Ideias ao Longo do Caminho - 24

Quando o Peregrino Tem Um Objetivo
Claro, Suas Diversas Atividades São Coerentes   

Carlos Cardoso Aveline




* Silenciando em sintonia com a alma, alcançamos uma paz ilimitada.

* Trabalho intenso e autorresponsabilidade levam a uma plenitude pessoal. A preguiça, por sua vez, está associada a uma falta de vigilância e produz perigo. O fato pode ser observado tanto no carma individual como no carma coletivo. Em sociedades governadas pelos princípios do Amor à Preguiça e da Adoração do Conforto surge uma cegueira ética cujo resultado é desastroso.

* Há muitos tipos de silêncio. Nosso melhor conselheiro é o silêncio que flui do centro de paz em nossa consciência. Neste lugar não-espacial há um eixo de simetria, e ele nos conecta com a bênção da justiça universal, que é absoluto equilíbrio.

* Aquele que tenta ajudar as estrelas a iluminar a noite humana aprende lições valiosas na arte de enxergar a sua própria insignificância pessoal.

* O silêncio contém a potencialidade de todos os sons. Uma página em branco pode ser vista como um símbolo do nível não-verbal dos ensinamentos. E quando um peregrino aprende a ser nada, ele nasce para um nível mais silencioso e amplo da realidade.

* Dentro dos limites do eu inferior não há espaço para a felicidade. Aquele que pretende sair da prisão estreita do eu “pessoal” deve trilhar o caminho que leva ao horizonte largo do altruísmo. O contentamento incondicional é a primeira indicação de que a nossa Vontade é maior que o desejo. Esse é o bom caminho. A ação impensada provoca dor, enquanto o pensamento correto e a vontade bem orientada nos libertam.

* Aqueles que temem olhar verdades desagradáveis, individuais ou coletivas, estão paralisados pelo medo da Vida e da mudança. É confrontando honestamente a derrota que o peregrino pode vencer. Ao ver os erros, ele os corrige. Compreendendo o sofrimento, eliminamos as suas causas. E é quando aceitamos completamente as circunstâncias que nos tornamos capazes de transcendê-las, e de alterá-las para melhor.

* Desapego significa um sentido de independência em relação às circunstâncias. A alma experiente não se define por acontecimentos superficiais. A moderação surge do conhecimento de que as coisas importantes na vida transcendem cenários de curto prazo. Assim se fortalece uma capacidade de esperar pelo tempo certo e uma paz incondicional passa a proteger-nos da ansiedade e outras formas de cegueira. O desapego permite ter discernimento e enxergar o rumo correto a seguir.

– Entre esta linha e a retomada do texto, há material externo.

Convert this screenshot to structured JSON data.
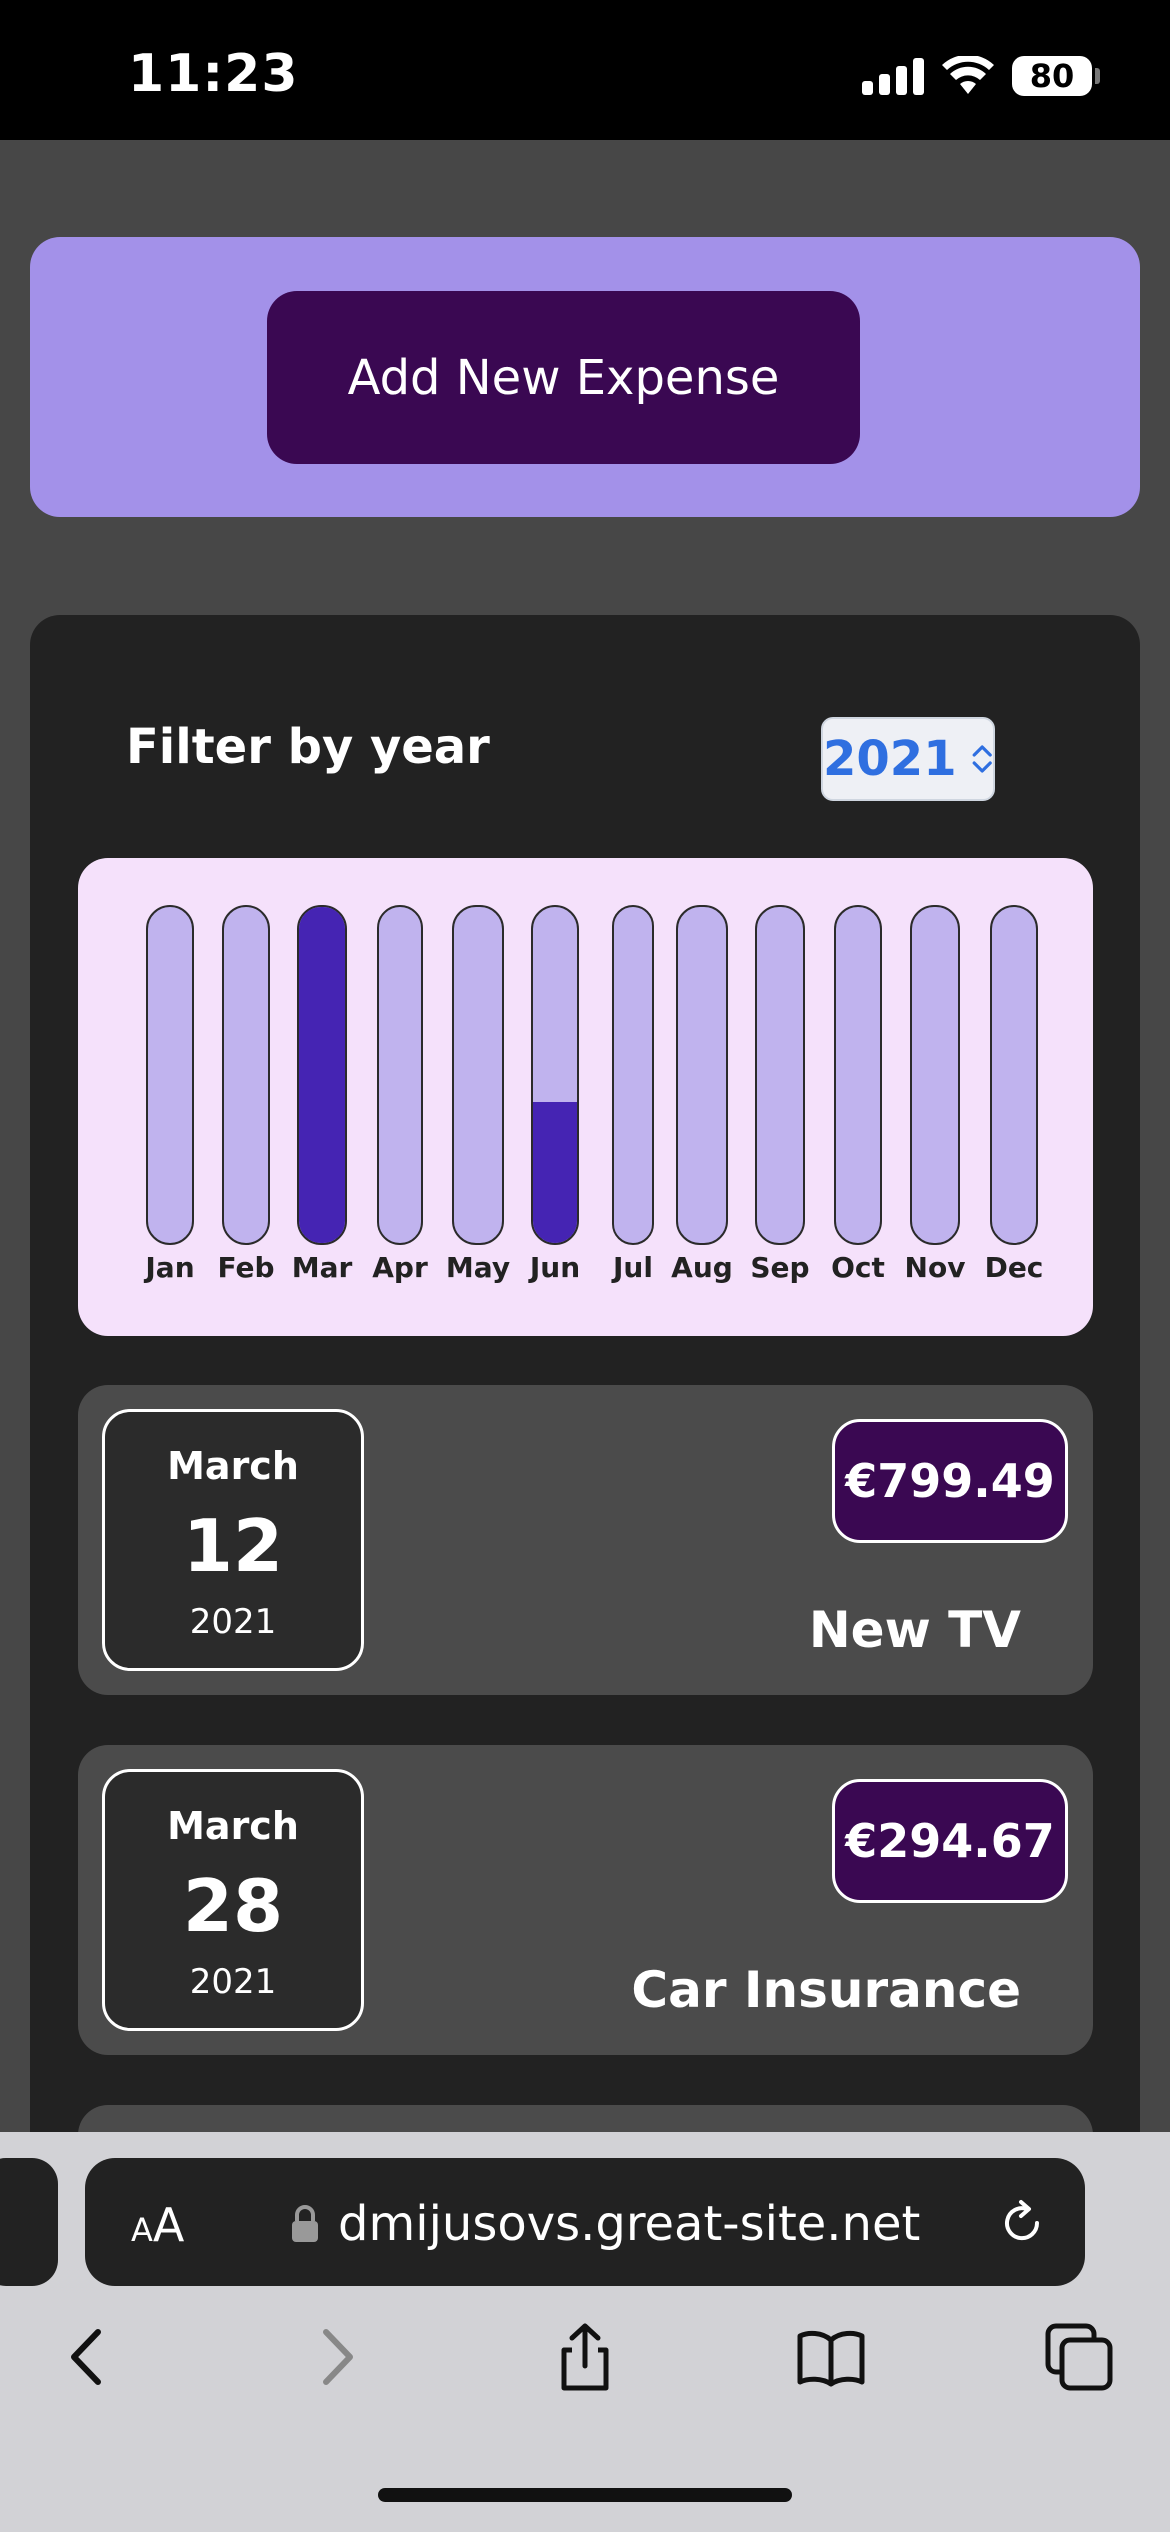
{
  "status_bar": {
    "time": "11:23",
    "battery": "80"
  },
  "add_button": {
    "label": "Add New Expense"
  },
  "filter": {
    "label": "Filter by year",
    "selected_year": "2021"
  },
  "chart_data": {
    "type": "bar",
    "categories": [
      "Jan",
      "Feb",
      "Mar",
      "Apr",
      "May",
      "Jun",
      "Jul",
      "Aug",
      "Sep",
      "Oct",
      "Nov",
      "Dec"
    ],
    "values": [
      0,
      0,
      1.0,
      0,
      0,
      0.42,
      0,
      0,
      0,
      0,
      0,
      0
    ],
    "ylim": [
      0,
      1
    ],
    "colors": {
      "track": "#c0b3ee",
      "fill": "#4524b3",
      "background": "#f5e1fb"
    }
  },
  "expenses": [
    {
      "month": "March",
      "day": "12",
      "year": "2021",
      "amount": "€799.49",
      "title": "New TV"
    },
    {
      "month": "March",
      "day": "28",
      "year": "2021",
      "amount": "€294.67",
      "title": "Car Insurance"
    }
  ],
  "browser": {
    "aa_label": "A",
    "aa_label_large": "A",
    "url": "dmijusovs.great-site.net"
  },
  "colors": {
    "accent": "#a391e9",
    "button": "#3a0852",
    "panel": "#222222",
    "item": "#4b4b4b"
  }
}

* Esforço e descanso fazem juntos um ciclo completo. A existência altruísta inclui a necessidade de calma. Assim como no ciclo das reencarnações, cada aspecto da vida combina Yin e Yang, contração e expansão, sístole e diástole, ação - e repouso. O esforço correto corresponde à pausa adequada. Se nossa ação é eficiente, temos direito a uma tranquilidade, de acordo com a lei do carma.

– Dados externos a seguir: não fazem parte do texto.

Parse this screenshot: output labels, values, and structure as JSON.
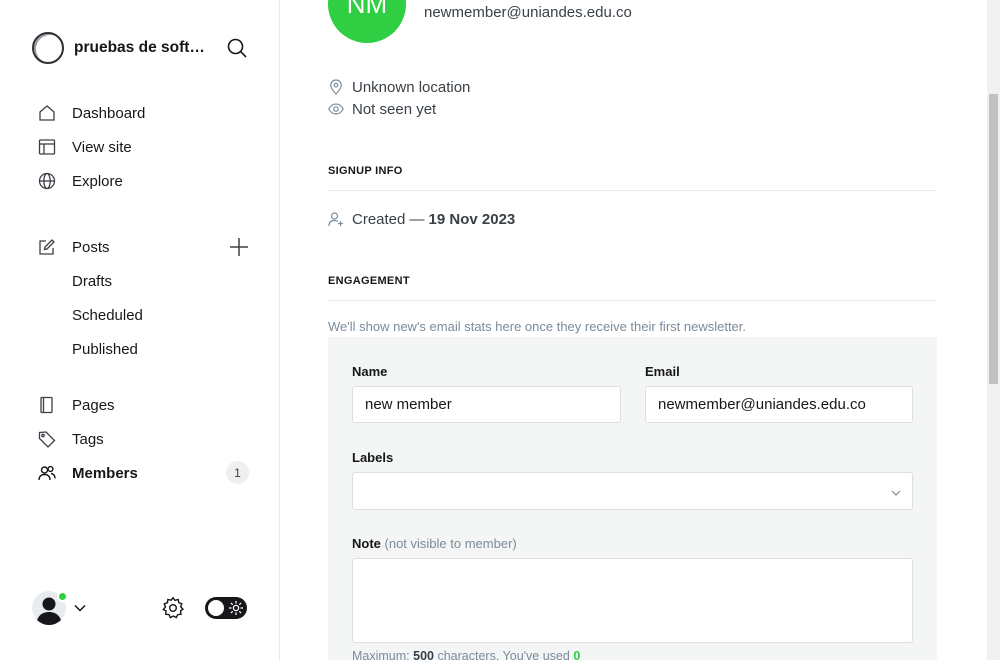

* Um sentido interno de dever guia o estudante de filosofia esotérica e faz com que ele questione em mais de um aspecto a ignorância socialmente organizada a seu redor. Em resposta ao seu desafio, a vida e o carma irão bondosamente mandar para ele várias ondas de provações. Um grande número de acontecimentos testará a firmeza da sua decisão de fazer o melhor possível. As situações difíceis se alternarão com os momentos de quietude abençoada. Gradualmente ele compreenderá que os desafios têm vida curta e passam, enquanto as bênçãos - embora breves no tempo cronológico - contêm em si a essência da eternidade.

* Aquele que obtém um vislumbre de ciclos maiores de tempo não vê problema algum na ideia de estudar teosofia durante cinco décadas, com resultados modestos. Ele sabe em primeira mão que o aprendizado da alma é invisível, e que seria desastroso ficar entusiasmado com o seu próprio progresso. Ele também conhece o fato de que cada minuto conta e todo novo pensamento faz a diferença.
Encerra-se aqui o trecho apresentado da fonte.